Sunday, September 19, 2010
The Gamblers Fallacy
The Sandstorm by Sean Huze
Sean Huze's play brings out a lot of emotions, but I don't know if they are the right ones. The play
has a lot of fallacies in it, the main one that sticks out is "Appeal to Emotion." He is using your
emotions against you to sum up a war that is very complicated. Multiple times the author suggests
that the Marines don't want to be there. This might be true but the author fails to recognize that this
is a very small select group of the Marine Corps. He plays a fallacy here called a, "Hasty
Generalization." This fallacy takes a small sample of a large group and then bases the facts of the
smaller sample on the entire group. Other than that the story appeals to emotions by involving
gory details and facts, somehow trying to undermine the war, and in a small way saying it's not
worth it because this is what's happening to people.
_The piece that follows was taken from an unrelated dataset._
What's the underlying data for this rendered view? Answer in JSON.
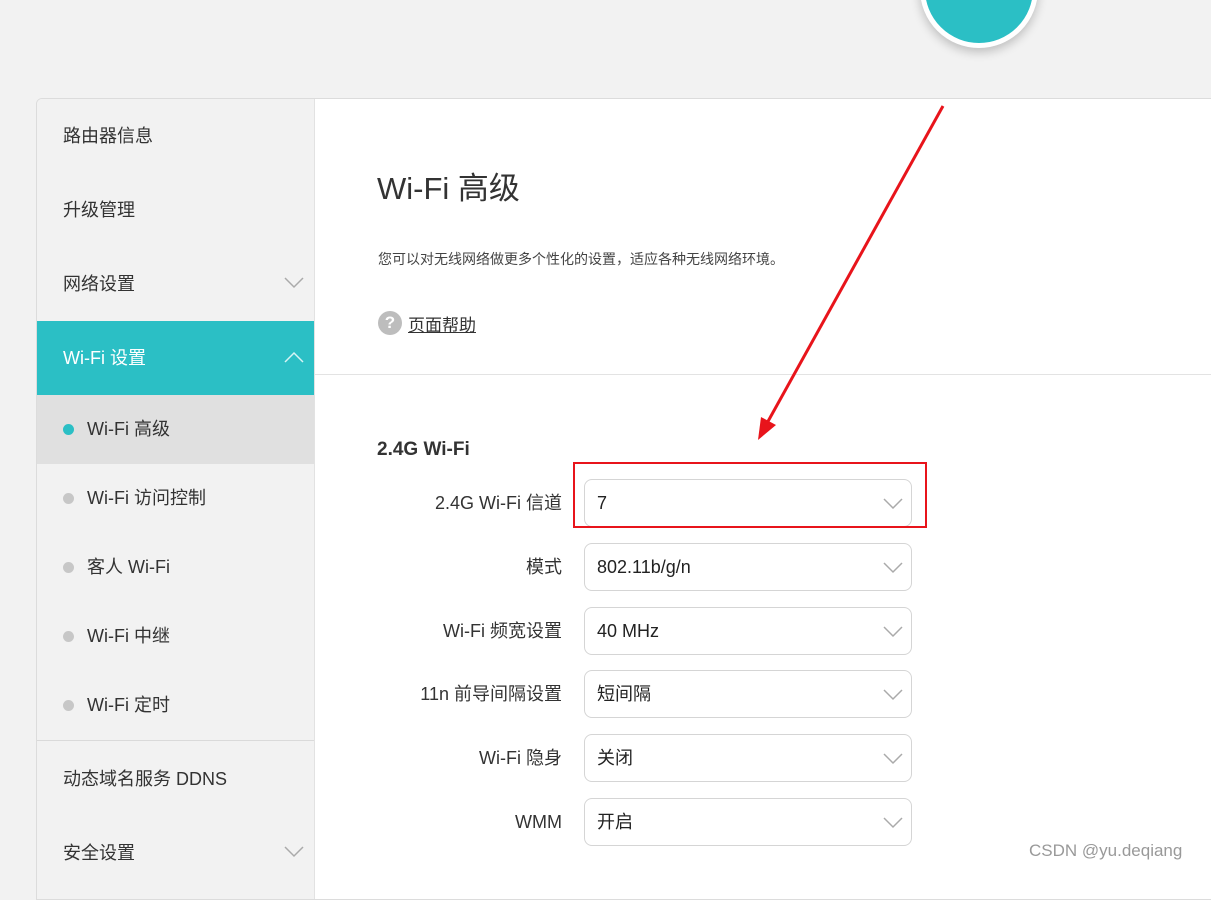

The story in the end where it talks about the
Marines leaving the town and the author putting all that mushy gushy stuff in there, he continues
to use fallacies and fails to use common sense. Again, using the appeal to emotion fallacy, the
author forgets to add any amount of common sense. For instance, the fact that they are soldiers,
and that soldiers never see the whole picture. So when higher up calls for them to go and take
care of business somewhere else, like an uprising of insurgents which is a bad thing, they freak
out and feel like they are abandoning those people. In all reality they probably sent some more
Marines in to protect those people. And even if they didn't, they obviously had something more
important to take care of. In essence I was disgusted with this play because rather than use facts
the author relies on pity and emotion to grab the audiences attention.